For the forward facing machine run a strap around the back side of each front wheel angled inward toward the rear wheel. If you attach each end of the strap to a different tie down point you double its strength -- one 500 lb strap supplies 1,000 lbs of restraint; one 1,000 lb strap supplies 2,000 lbs.
Because the strap is angled, you'll get restraint in both the forward and left/right directions. You lose some restraint capacity as the angle increases from zero, but if you keep the attach points near the rear wheel, you'll retain the majority of the restraint capacity in the forward direction. Therefore, one 1,000 lb strap around the left front wheel with each end attached to a different attach point near the rear wheel yields approx 1,600 lbs of forward restraint, and 1000 lbs of left restraint.
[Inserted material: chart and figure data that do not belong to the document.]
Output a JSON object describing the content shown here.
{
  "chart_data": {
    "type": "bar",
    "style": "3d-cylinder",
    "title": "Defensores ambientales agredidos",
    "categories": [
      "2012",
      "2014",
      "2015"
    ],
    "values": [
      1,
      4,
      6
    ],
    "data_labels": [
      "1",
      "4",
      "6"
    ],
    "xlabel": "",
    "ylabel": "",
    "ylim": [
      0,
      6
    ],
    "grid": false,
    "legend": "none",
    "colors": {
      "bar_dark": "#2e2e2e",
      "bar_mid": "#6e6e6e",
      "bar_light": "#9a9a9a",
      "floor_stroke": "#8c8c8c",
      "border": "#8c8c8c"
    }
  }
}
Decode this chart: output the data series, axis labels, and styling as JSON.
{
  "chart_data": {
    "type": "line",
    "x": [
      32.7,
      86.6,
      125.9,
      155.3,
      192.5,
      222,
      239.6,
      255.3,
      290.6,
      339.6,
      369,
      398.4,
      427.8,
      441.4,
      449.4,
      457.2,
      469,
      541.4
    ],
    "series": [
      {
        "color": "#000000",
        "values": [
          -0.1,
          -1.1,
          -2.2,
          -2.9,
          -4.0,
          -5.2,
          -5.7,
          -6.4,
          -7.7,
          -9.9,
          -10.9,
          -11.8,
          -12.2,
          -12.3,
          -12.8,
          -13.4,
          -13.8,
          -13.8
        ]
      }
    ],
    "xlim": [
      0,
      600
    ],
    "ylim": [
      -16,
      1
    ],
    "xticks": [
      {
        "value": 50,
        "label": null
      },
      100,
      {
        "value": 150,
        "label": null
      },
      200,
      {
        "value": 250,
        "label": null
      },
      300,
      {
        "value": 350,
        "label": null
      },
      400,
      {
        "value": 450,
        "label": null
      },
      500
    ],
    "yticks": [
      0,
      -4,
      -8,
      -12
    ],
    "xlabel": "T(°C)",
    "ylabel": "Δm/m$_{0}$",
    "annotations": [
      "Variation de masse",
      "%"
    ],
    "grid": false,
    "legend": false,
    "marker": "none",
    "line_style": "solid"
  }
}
For the aft facing machine, use two straps around the back wheel. Angle them both toward the front wheels, again attaching each end to a different tie down point.
Aft restraint is the opposite for each machine. The forward and aft straps will cross over/under each other, but that does not affect restraint capacity.
Done my way, you provide more than adequate restraint in all directions within the footprint of the machine.